Highlights & Insights

  • Conceptual Novelty: Ingeniously translates the creative writing principle of "show vs. tell" into a computational methodology, allowing the LM to act as a "translation layer" bridging narrative details and abstract concepts.
  • Minimalist Design: Implements a single-prompt approach combined with standard LDA, requiring no complex prompt chains or model fine-tuning. This is highly user-friendly for humanities scholars and resource-constrained environments.
  • Interdisciplinary Value: Bridges the gap between NLP methodological innovation and applications in humanities education, with the case study demonstrating a practical capability to analyze racial themes.
  • Multi-dimensional Evaluation: Integrates crowdsourced evaluation, expert annotation, topic intrusion tests, and a domain-specific case study, covering both topic-level and passage-level granularities.

Limitations & Future Work

  • LM-generated retellings represent only one potential interpretation, as literary reading is inherently a subjective and culturally constructed process.
  • LMs might supplement information not present in the passage using book knowledge from prior pre-training, introducing contextual bias.
  • The study focuses solely on explicit mentions of race; the identification of implicit racial cues requires deeper investigation.
  • Retellings might omit crucial descriptive details (such as descriptions of racial stereotypes), making the content selection behavior in summaries an area worthy of study.
  • The performance of larger models remains under-explored (preliminary results for GPT-4o show that stronger LMs can also be highly effective at direct label generation).
  • Gold standard labels are derived from specific online resources, which may introduce content production and coverage biases.
  • LDA (Blei et al., 2003): A classic probabilistic topic model that relies on surface-level word frequencies.
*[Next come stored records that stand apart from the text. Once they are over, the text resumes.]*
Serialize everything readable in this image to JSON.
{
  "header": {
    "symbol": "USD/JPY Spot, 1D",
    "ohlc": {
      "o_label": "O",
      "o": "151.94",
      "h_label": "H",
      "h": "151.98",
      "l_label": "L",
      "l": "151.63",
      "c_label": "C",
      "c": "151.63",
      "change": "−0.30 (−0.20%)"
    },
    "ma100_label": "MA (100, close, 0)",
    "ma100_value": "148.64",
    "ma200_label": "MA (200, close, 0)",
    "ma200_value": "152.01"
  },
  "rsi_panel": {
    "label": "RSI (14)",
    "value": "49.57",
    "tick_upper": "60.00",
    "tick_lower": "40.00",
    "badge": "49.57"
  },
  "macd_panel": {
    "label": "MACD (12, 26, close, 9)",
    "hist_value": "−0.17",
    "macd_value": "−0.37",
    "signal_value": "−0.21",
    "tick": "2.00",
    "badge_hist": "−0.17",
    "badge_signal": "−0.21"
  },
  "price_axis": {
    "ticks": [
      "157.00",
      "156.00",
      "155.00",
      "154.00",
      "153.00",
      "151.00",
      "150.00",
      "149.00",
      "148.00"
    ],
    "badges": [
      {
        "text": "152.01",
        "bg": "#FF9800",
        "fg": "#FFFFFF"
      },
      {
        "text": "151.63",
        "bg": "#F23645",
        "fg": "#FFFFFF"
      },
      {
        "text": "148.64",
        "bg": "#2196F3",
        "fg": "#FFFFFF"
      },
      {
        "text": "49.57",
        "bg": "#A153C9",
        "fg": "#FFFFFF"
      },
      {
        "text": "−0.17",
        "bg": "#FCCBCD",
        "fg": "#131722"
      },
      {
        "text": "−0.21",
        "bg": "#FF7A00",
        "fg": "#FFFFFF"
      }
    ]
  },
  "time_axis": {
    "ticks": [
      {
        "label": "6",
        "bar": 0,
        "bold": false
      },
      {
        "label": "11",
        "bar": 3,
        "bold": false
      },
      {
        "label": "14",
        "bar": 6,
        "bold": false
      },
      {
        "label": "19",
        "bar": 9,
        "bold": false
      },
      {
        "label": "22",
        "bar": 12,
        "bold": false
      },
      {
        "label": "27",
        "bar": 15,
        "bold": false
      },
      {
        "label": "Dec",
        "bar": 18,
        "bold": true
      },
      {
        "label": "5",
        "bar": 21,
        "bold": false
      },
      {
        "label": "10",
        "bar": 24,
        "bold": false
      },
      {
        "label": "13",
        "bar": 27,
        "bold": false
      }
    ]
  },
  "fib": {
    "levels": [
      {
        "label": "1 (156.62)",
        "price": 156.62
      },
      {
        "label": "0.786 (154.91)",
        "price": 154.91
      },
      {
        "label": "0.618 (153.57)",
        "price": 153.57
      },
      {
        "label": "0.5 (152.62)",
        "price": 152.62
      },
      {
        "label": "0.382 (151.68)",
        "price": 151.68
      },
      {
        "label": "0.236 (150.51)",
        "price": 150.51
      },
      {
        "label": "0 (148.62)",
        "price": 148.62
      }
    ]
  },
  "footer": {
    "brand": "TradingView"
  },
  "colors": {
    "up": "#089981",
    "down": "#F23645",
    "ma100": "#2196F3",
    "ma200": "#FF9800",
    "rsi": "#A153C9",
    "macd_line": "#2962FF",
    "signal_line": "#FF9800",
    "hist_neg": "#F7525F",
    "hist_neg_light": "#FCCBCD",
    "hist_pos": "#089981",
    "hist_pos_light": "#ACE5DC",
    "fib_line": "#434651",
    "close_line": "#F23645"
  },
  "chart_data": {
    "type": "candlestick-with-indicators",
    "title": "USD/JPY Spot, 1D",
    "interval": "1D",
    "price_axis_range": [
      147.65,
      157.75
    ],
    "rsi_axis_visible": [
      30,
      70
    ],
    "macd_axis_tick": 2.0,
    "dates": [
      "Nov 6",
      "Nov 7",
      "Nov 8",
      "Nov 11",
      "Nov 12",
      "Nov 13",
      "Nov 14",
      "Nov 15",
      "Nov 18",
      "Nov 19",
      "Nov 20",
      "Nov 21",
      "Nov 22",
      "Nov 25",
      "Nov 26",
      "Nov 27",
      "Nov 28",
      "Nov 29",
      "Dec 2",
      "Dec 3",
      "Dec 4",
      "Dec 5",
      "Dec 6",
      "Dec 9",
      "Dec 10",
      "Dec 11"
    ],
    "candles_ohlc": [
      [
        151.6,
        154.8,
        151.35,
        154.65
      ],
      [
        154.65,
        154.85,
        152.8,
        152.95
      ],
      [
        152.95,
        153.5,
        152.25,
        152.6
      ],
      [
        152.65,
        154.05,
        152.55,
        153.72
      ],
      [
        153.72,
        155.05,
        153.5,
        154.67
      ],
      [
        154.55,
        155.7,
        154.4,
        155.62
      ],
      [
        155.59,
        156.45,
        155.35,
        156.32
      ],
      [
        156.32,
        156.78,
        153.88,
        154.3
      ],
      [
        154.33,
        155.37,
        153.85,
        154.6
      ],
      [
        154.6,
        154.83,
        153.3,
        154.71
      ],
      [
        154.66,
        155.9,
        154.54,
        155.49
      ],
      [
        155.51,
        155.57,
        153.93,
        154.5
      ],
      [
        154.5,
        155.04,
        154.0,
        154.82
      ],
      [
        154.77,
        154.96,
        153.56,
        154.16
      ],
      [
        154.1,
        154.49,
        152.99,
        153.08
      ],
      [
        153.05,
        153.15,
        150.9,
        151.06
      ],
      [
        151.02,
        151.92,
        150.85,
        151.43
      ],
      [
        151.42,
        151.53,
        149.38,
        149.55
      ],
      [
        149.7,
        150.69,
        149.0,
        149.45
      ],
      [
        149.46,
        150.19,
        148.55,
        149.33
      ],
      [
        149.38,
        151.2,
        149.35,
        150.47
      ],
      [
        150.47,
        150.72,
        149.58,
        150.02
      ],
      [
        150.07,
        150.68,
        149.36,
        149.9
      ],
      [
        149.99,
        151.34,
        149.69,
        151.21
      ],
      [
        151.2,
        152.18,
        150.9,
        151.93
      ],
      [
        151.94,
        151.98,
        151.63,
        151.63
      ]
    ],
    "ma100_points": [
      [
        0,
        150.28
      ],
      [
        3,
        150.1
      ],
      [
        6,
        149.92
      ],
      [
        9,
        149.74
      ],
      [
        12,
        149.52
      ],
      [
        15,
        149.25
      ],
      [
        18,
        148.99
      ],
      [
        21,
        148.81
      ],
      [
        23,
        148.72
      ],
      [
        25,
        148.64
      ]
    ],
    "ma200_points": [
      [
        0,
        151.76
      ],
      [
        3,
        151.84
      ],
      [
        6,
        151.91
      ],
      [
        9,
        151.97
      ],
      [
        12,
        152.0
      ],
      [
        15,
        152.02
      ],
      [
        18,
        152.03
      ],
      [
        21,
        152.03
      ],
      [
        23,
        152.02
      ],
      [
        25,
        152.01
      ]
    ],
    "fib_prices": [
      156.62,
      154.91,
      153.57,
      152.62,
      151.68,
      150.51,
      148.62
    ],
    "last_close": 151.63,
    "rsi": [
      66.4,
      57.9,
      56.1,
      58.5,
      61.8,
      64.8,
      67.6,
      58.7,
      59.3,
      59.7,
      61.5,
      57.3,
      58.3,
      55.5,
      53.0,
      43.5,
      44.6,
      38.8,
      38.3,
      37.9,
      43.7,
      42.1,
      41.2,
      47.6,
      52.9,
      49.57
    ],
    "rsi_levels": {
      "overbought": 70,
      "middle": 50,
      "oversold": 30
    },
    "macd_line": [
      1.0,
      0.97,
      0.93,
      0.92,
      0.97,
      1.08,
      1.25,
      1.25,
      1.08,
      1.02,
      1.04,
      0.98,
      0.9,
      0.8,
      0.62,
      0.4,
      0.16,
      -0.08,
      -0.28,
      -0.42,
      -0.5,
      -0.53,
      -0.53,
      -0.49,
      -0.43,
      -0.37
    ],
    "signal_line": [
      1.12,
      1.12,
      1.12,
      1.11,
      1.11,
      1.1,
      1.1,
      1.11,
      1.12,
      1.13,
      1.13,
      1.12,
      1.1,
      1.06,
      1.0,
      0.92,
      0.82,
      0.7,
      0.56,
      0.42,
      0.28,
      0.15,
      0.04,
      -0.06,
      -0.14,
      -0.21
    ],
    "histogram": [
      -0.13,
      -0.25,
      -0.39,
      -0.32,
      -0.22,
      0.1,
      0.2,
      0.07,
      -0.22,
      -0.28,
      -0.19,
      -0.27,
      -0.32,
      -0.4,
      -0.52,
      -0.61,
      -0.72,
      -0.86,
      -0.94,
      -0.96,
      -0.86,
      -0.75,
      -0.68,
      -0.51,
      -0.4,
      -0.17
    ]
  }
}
It serves as a foundational component in this work, operating on top of the LM retellings.
  • TopicGPT (Pham et al., 2024): Obtains topic labels directly from LMs via multi-step prompting. It is used as a baseline here but exhibits unstable performance on small LMs.
  • Embedding-based Topic Models (e.g., BERTopic): Clusters documents based on embeddings. This represents a different technical approach compared to Retell, which directly leverages the abstractive generation capabilities of LMs.
  • Latent Information Imputation (Zhong et al., 2022; Hoyle et al., 2023): Uses LMs to describe documents to extract latent information, standing as the closest pioneering work.
  • Computational Humanities (Piper, 2018; Underwood, 2019): Belongs to the tradition of "distant reading." Retell provides a new tool for distant reading analysis.

Rating

  • Novelty: ⭐⭐⭐⭐
    The translation of the "show to tell" metaphor into a systematic methodology is highly ingenious; the combination of abstractive retelling with LDA is both simple and novel.
  • Experimental Thoroughness: ⭐⭐⭐⭐
    Provides a systematic comparison across multiple models, verbs, and \(k\) values, evaluated through multi-layered assessments combining crowdsourcing, expert annotations, and a case study.
  • Writing Quality: ⭐⭐⭐⭐⭐
    An exemplary piece of interdisciplinary paper writing with a clear motivation, smooth narrative structure, and comprehensive ethical discussion.
  • Value: ⭐⭐⭐⭐
    Offers direct application value to computational humanities and cultural analytics. The method is simple and easily generalizable to other narrative text analyses.